Citing the poor real estate market due to the pandemic, she’s asked the city to delay her departure until November of this year or even March of 2021.

“Who knows if [with the impacts of the pandemic] the road-widening project will even go ahead?”

Either way, Finlayson says she has no plans to sign the final offer sheet, citing her long-held pledge to protect heritage and the environment.

“It’s because of what I believe, and I would be betraying what I believe if I sign and leave.”

While she says she understands those who say she’s impeding progress, she believes there are other way the project could be done without impacting her home, which is now technically already city property.

Garfield Dales, division manager of Transportation, Planning and Design, issued a statement to CTV News on Monday afternoon saying the city is moving ahead with the project.

It reads, in full:

"The City is moving forward with this project including the expropriation of property as approved by Council earlier in the year.

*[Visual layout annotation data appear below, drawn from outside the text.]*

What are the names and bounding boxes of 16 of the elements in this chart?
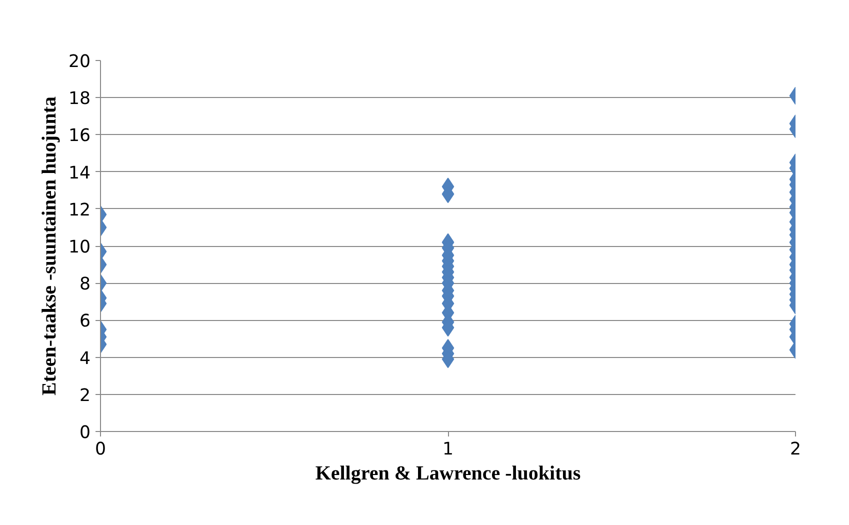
y-tick-label: 18 xyxy=(68,89,91,110)
x-tick-label: 2 xyxy=(790,440,802,460)
y-tick-label: 20 xyxy=(68,52,91,72)
x-axis-title: Kellgren & Lawrence -luokitus xyxy=(315,462,581,484)
x-tick-label: 1 xyxy=(442,440,454,460)
y-tick-label: 2 xyxy=(79,386,91,406)
y-tick-label: 10 xyxy=(68,238,91,258)
y-tick-label: 8 xyxy=(79,274,91,295)
y-tick-label: 4 xyxy=(79,348,91,369)
y-tick-label: 0 xyxy=(79,423,91,443)
y-tick-label: 14 xyxy=(68,163,91,184)
x-tick-label: 0 xyxy=(94,440,106,460)
y-tick-label: 16 xyxy=(68,126,91,146)
y-tick-label: 12 xyxy=(68,200,91,220)
y-tick-label: 6 xyxy=(79,312,91,332)
y-axis-title: Eteen-taakse -suuntainen huojunta xyxy=(38,96,60,396)
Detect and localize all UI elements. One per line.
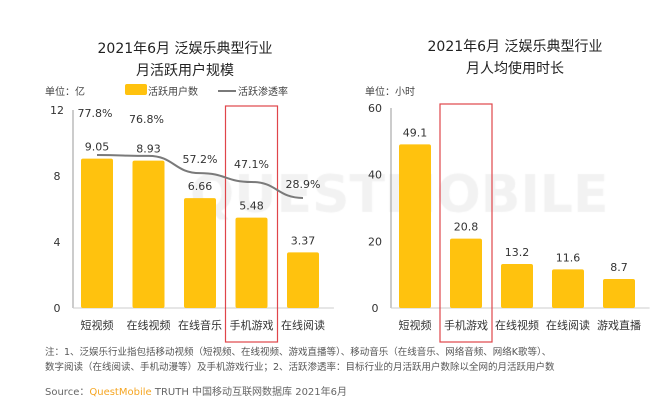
bar-在线阅读 bbox=[287, 252, 319, 308]
bar-游戏直播 bbox=[603, 279, 635, 308]
y-tick-label: 12 bbox=[50, 104, 64, 117]
bar-在线视频 bbox=[132, 160, 165, 308]
highlight-box bbox=[224, 105, 279, 343]
x-tick-label: 短视频 bbox=[399, 318, 432, 332]
source-label: Source： bbox=[45, 387, 90, 398]
x-tick-label: 在线阅读 bbox=[281, 318, 325, 332]
y-tick-label: 4 bbox=[54, 236, 61, 249]
x-tick-label: 在线阅读 bbox=[546, 318, 590, 332]
penetration-label: 57.2% bbox=[183, 153, 218, 166]
y-tick-label: 0 bbox=[372, 302, 379, 315]
note-line-1: 注：1、泛娱乐行业指包括移动视频（短视频、在线视频、游戏直播等）、移动音乐（在线… bbox=[45, 347, 552, 358]
source-rest: TRUTH 中国移动互联网数据库 2021年6月 bbox=[154, 387, 348, 398]
penetration-label: 76.8% bbox=[129, 113, 164, 126]
data-label: 49.1 bbox=[403, 126, 428, 139]
penetration-label: 28.9% bbox=[286, 178, 321, 191]
source-line: Source：QuestMobile TRUTH 中国移动互联网数据库 2021… bbox=[45, 383, 347, 398]
penetration-label: 77.8% bbox=[78, 107, 113, 120]
bar-在线视频 bbox=[501, 264, 533, 308]
y-tick-label: 60 bbox=[368, 102, 382, 115]
data-label: 8.7 bbox=[610, 261, 628, 274]
left-chart-title-2: 月活跃用户规模 bbox=[136, 63, 234, 79]
y-tick-label: 0 bbox=[54, 302, 61, 315]
bar-短视频 bbox=[81, 158, 113, 308]
penetration-label: 47.1% bbox=[234, 158, 269, 171]
data-label: 8.93 bbox=[136, 143, 161, 156]
x-tick-label: 在线视频 bbox=[127, 318, 171, 332]
note-line-2: 数字阅读（在线阅读、手机动漫等）及手机游戏行业；2、活跃渗透率：目标行业的月活跃… bbox=[45, 362, 555, 373]
data-label: 13.2 bbox=[505, 246, 530, 259]
bar-手机游戏 bbox=[235, 217, 268, 308]
legend-line-label: 活跃渗透率 bbox=[238, 87, 288, 98]
penetration-line bbox=[96, 154, 304, 199]
highlight-box bbox=[439, 103, 493, 343]
data-label: 5.48 bbox=[239, 200, 264, 213]
x-tick-label: 手机游戏 bbox=[230, 318, 274, 332]
x-tick-label: 短视频 bbox=[81, 318, 114, 332]
x-tick-label: 在线音乐 bbox=[178, 318, 222, 332]
legend-line-swatch bbox=[218, 90, 236, 92]
bar-手机游戏 bbox=[450, 238, 482, 308]
x-tick-label: 手机游戏 bbox=[444, 318, 488, 332]
bar-短视频 bbox=[399, 144, 431, 308]
left-chart-title-1: 2021年6月 泛娱乐典型行业 bbox=[97, 41, 273, 57]
data-label: 11.6 bbox=[556, 251, 581, 264]
x-tick-label: 游戏直播 bbox=[597, 318, 641, 332]
source-brand: QuestMobile bbox=[89, 387, 152, 398]
legend-bar-label: 活跃用户数 bbox=[148, 87, 198, 98]
right-chart-title-1: 2021年6月 泛娱乐典型行业 bbox=[427, 39, 603, 55]
data-label: 6.66 bbox=[188, 180, 213, 193]
y-tick-label: 40 bbox=[368, 169, 382, 182]
x-tick-label: 在线视频 bbox=[495, 318, 539, 332]
bar-在线音乐 bbox=[184, 198, 216, 308]
left-unit-label: 单位：亿 bbox=[45, 87, 85, 98]
y-tick-label: 8 bbox=[54, 170, 61, 183]
data-label: 3.37 bbox=[291, 234, 316, 247]
right-chart-title-2: 月人均使用时长 bbox=[466, 61, 564, 77]
bar-在线阅读 bbox=[552, 269, 584, 308]
right-unit-label: 单位：小时 bbox=[365, 87, 415, 98]
y-tick-label: 20 bbox=[368, 235, 382, 248]
data-label: 9.05 bbox=[85, 141, 110, 154]
legend-bar-swatch bbox=[125, 84, 147, 95]
data-label: 20.8 bbox=[454, 221, 479, 234]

"Advance work such as utility relocations are planned for later this year with major construction to start in 2021.

"In order to ensure construction timelines can be achieved it is necessary to continue with the requirements of the Expropriations Act.

"The City of London is committed to a fair and equitable acquisition process, in accordance with the Expropriations Act, with all affected property owners. The City will continue to work with owners and their lawyers to address their concerns, in efforts to achieve amicable agreements.

"To protect the integrity of ongoing negotiations and the privacy of individual property owners we cannot comment on specific properties."